La multiplicité des intervenants pour «vendre» le Maroc numérique est loin de servir la cause. Comment expliquer en effet la création d’une nouvelle direction générale dédiée à la transition numérique au niveau du ministère délégué la Réforme de l’administration et de la transition numérique ? Un doublon de l’Agence de développement du digital ? Que deviendra donc l’ADD dans cette nouvelle configuration ? Quel rôle pour l’Agence marocaine de développement des investissements et des exportations en matière de promotion du Maroc digital ? Il est dommage que le mémorandum signé entre l’Etat et le groupe Gotion High-Tech (projet porté par l’AMDIE), à Marrakech, pour la mise en place d’une Gigafactory et de son écosystème pour 65 milliards de DH, ne soit pas signé au sein même du salon GITEX Africa. Un tel acte aurait pu donner un énorme éclat à cette première édition.
Dans ce nouveau contexte favorable, les leviers à actionner pour passer à la vitesse supérieure font l’unanimité. Un climat plus idoine à l’investissement dans le numérique, un environnement facilitant l’innovation à travers des mesures très attractives pour les entreprises, une digitalisation accélérée de l’ensemble des services publics, un développement soutenu de la connectivité via le haut et très haut débit et une mise en valeur des talents et des compétences.
Plus que jamais, il nous faut un énorme saut aussi bien au niveau législatif qu’économique et social pour faire du numérique un véritable levier de développement humain, d’autant que la compétition est rude. D’autres pays notamment africains offrent des cadres plus attractifs. Bref, il faut concevoir et mettre en œuvre notre propre modèle pour entrer dans le giron des nations numériques dignes de ce nom. Seuls, nous ne pouvons pas y arriver ! Il faut s’ouvrir davantage sur les meilleures expériences et tirer le meilleur des géants mondiaux.

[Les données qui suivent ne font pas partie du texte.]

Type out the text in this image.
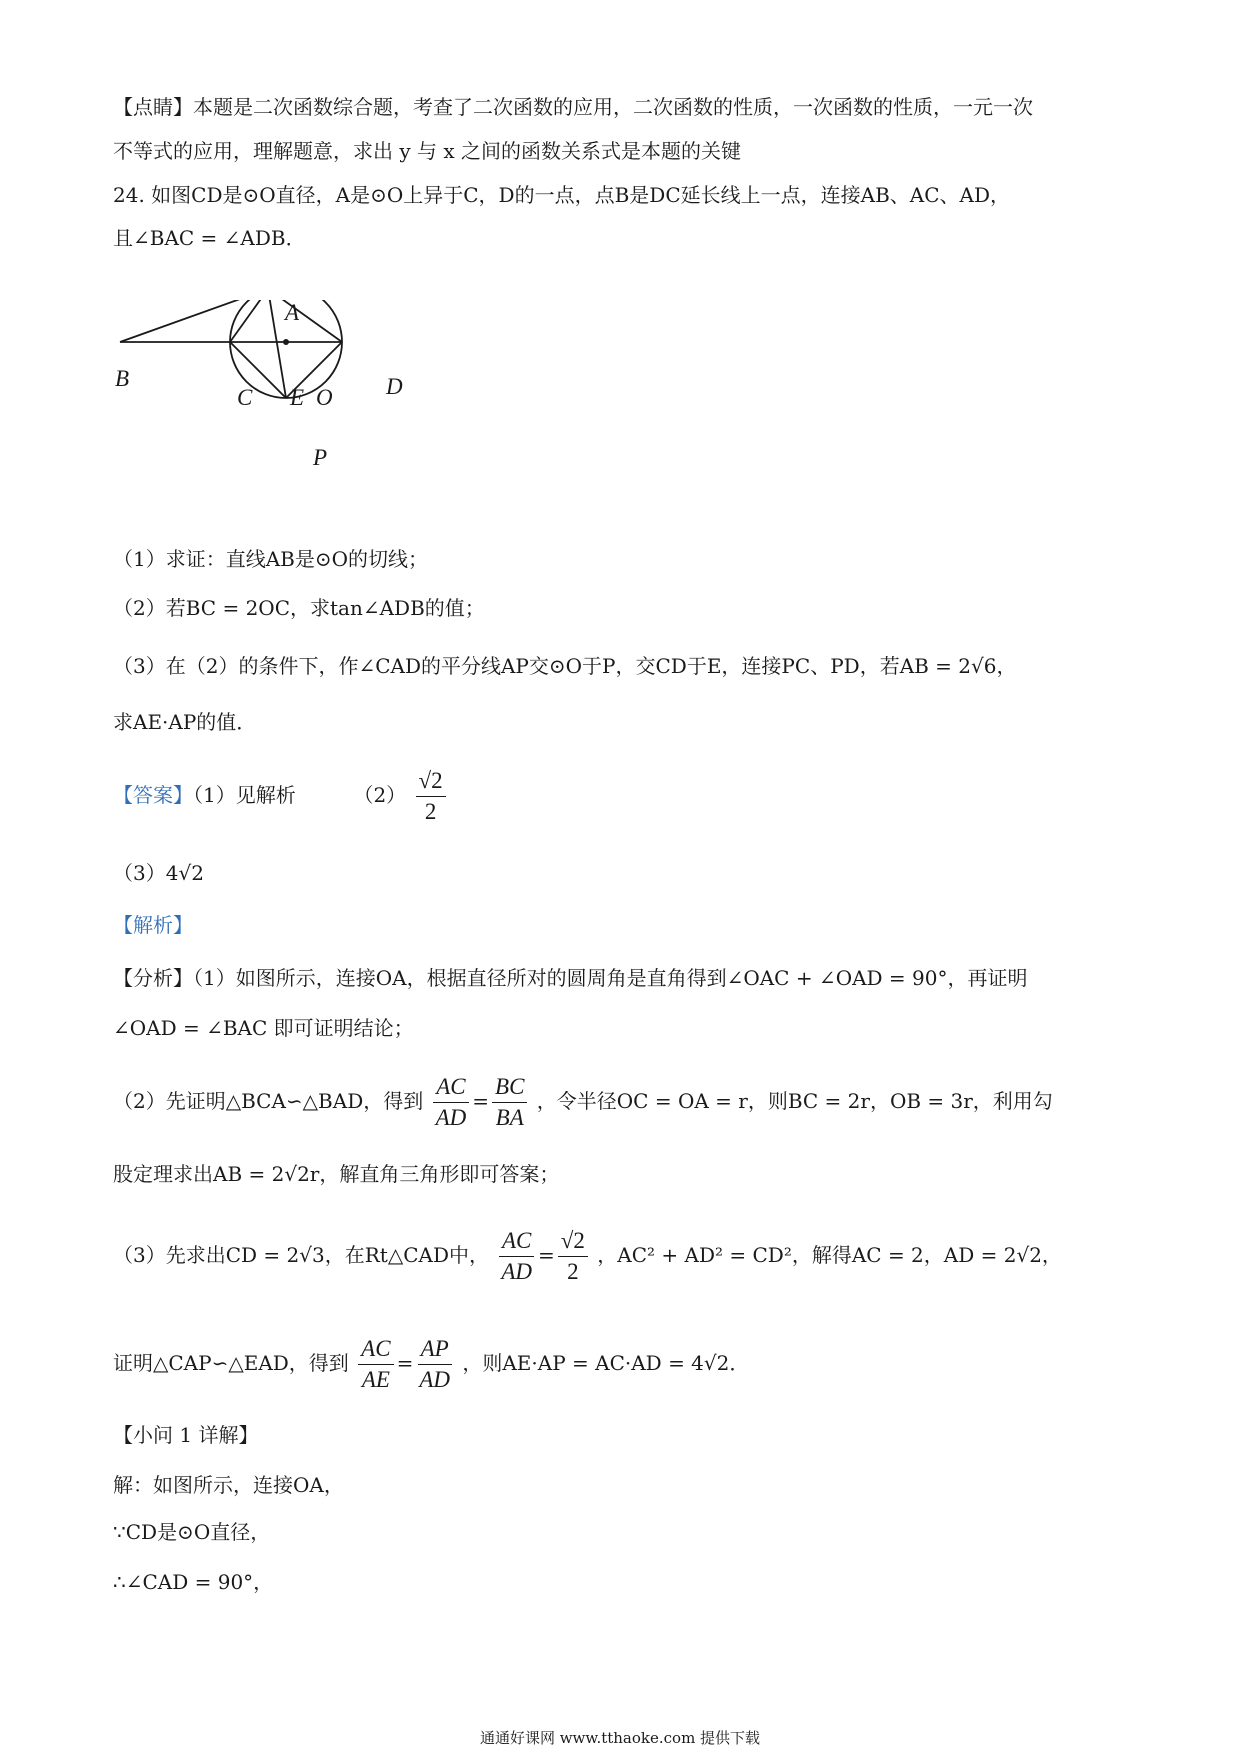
【点睛】本题是二次函数综合题，考查了二次函数的应用，二次函数的性质，一次函数的性质，一元一次
不等式的应用，理解题意，求出 y 与 x 之间的函数关系式是本题的关键
24. 如图CD是⊙O直径，A是⊙O上异于C，D的一点，点B是DC延长线上一点，连接AB、AC、AD，
且∠BAC = ∠ADB．
A
B
C E O D
P
（1）求证：直线AB是⊙O的切线；
（2）若BC = 2OC，求tan∠ADB的值；
（3）在（2）的条件下，作∠CAD的平分线AP交⊙O于P，交CD于E，连接PC、PD，若AB = 2√6，
求AE·AP的值．
【答案】（1）见解析	$(2) \frac{√2}{2}$
（3）4√2
【解析】
【分析】（1）如图所示，连接OA，根据直径所对的圆周角是直角得到∠OAC + ∠OAD = 90°，再证明
∠OAD = ∠BAC 即可证明结论；
（2）先证明△BCA∽△BAD，得到 $\frac{AC}{AD} = \frac{BC}{BA}$ ，令半径OC = OA = r，则BC = 2r，OB = 3r，利用勾
股定理求出AB = 2√2r，解直角三角形即可答案；
（3）先求出CD = 2√3，在Rt△CAD中， $\frac{AC}{AD} = \frac{√2}{2}$ ，AC² + AD² = CD²，解得AC = 2，AD = 2√2，
证明△CAP∽△EAD，得到 $\frac{AC}{AE} = \frac{AP}{AD}$ ，则AE·AP = AC·AD = 4√2．
【小问 1 详解】
解：如图所示，连接OA，
∵CD是⊙O直径，
∴∠CAD = 90°，
通通好课网 www.tthaoke.com 提供下载
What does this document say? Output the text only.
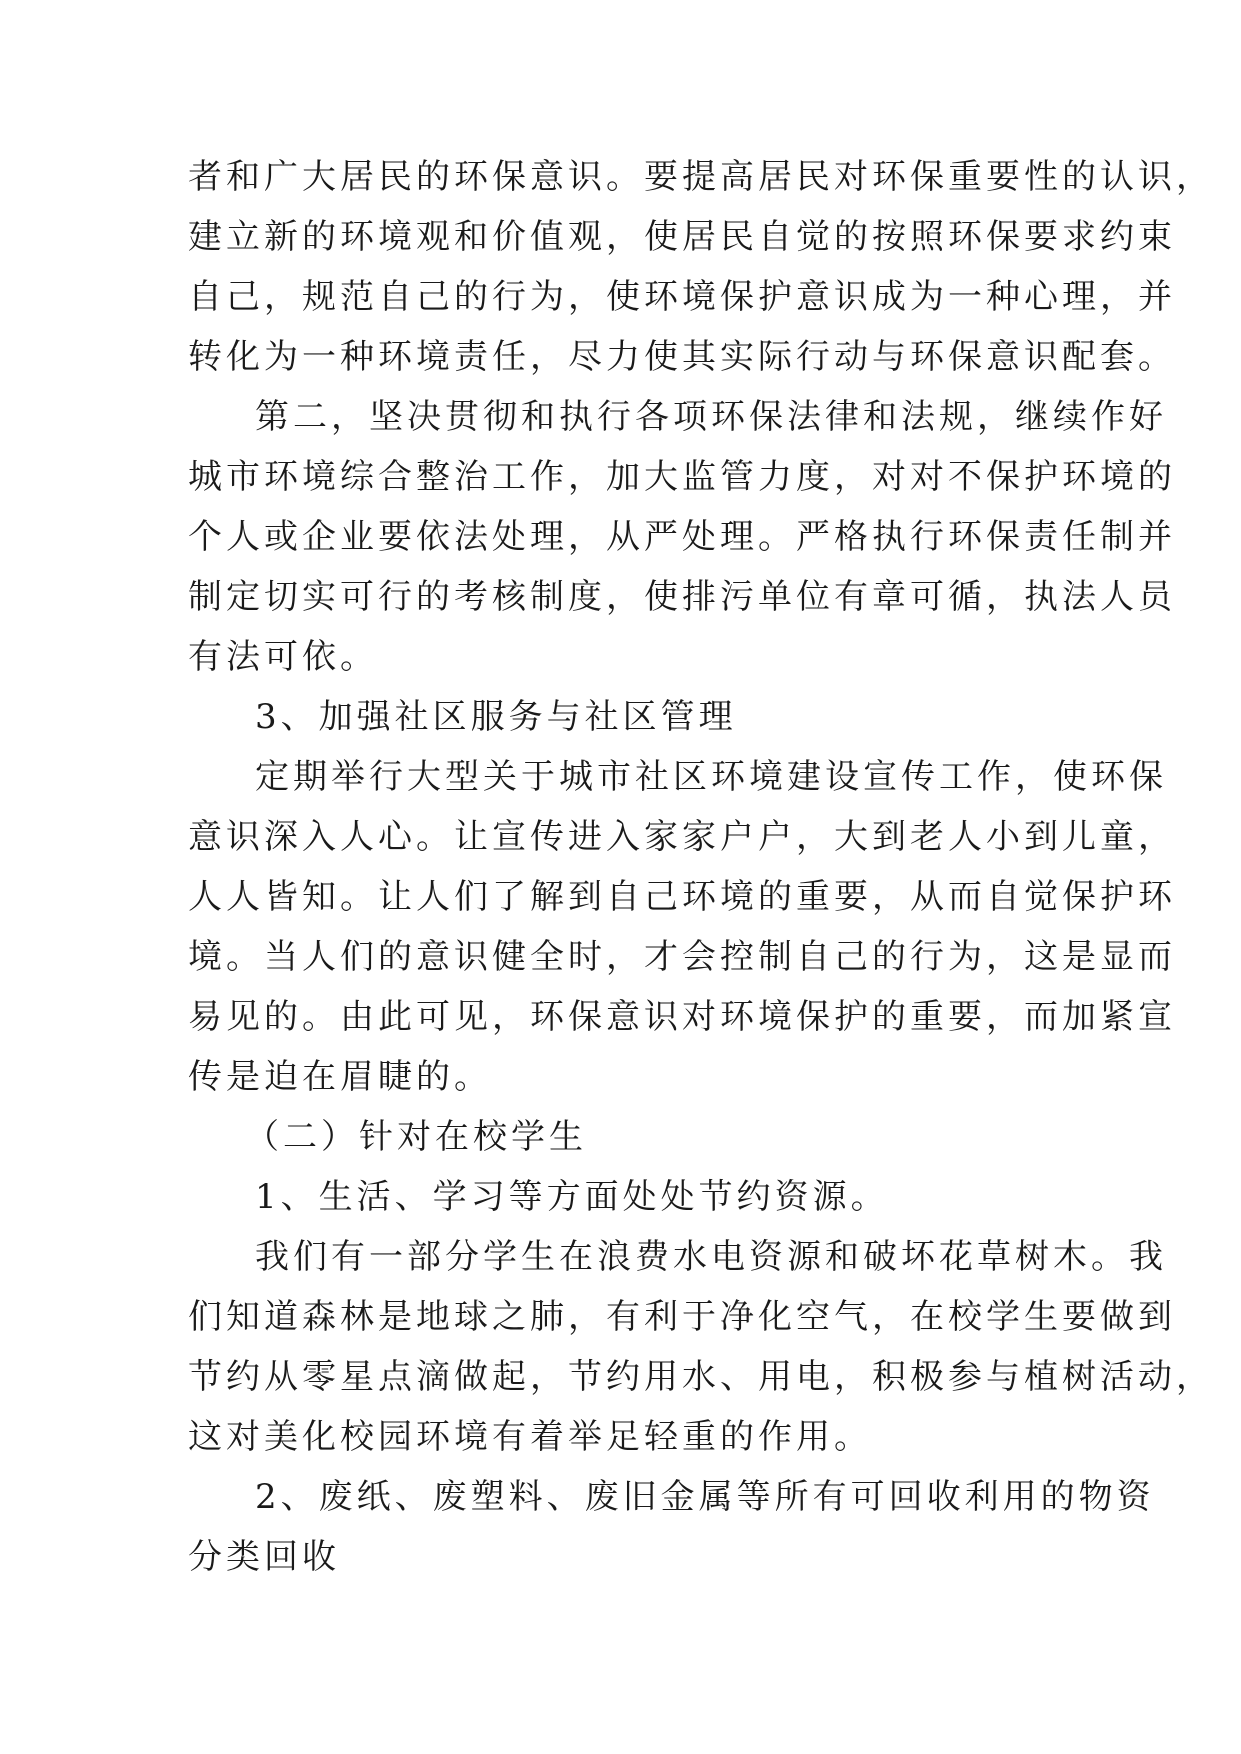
者和广大居民的环保意识。要提高居民对环保重要性的认识，
建立新的环境观和价值观，使居民自觉的按照环保要求约束
自己，规范自己的行为，使环境保护意识成为一种心理，并
转化为一种环境责任，尽力使其实际行动与环保意识配套。
第二，坚决贯彻和执行各项环保法律和法规，继续作好
城市环境综合整治工作，加大监管力度，对对不保护环境的
个人或企业要依法处理，从严处理。严格执行环保责任制并
制定切实可行的考核制度，使排污单位有章可循，执法人员
有法可依。
3、加强社区服务与社区管理
定期举行大型关于城市社区环境建设宣传工作，使环保
意识深入人心。让宣传进入家家户户，大到老人小到儿童，
人人皆知。让人们了解到自己环境的重要，从而自觉保护环
境。当人们的意识健全时，才会控制自己的行为，这是显而
易见的。由此可见，环保意识对环境保护的重要，而加紧宣
传是迫在眉睫的。
（二）针对在校学生
1、生活、学习等方面处处节约资源。
我们有一部分学生在浪费水电资源和破坏花草树木。我
们知道森林是地球之肺，有利于净化空气，在校学生要做到
节约从零星点滴做起，节约用水、用电，积极参与植树活动，
这对美化校园环境有着举足轻重的作用。
2、废纸、废塑料、废旧金属等所有可回收利用的物资
分类回收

C’est la meilleure approche pour que le digital joue pleinement son rôle en faveur de la croissance. Or, l’écosystème actuel est loin de susciter la convoitise des principaux groupes dans les différents segments du numérique. On se rappelle tous de l’échec cuisant de "Morocco Tech". Ce serait dommage de se contenter d’abriter le GITEX Africa sans tirer parti de ses bénéfices potentiels en termes de développement de la société du savoir et d’économie digitale.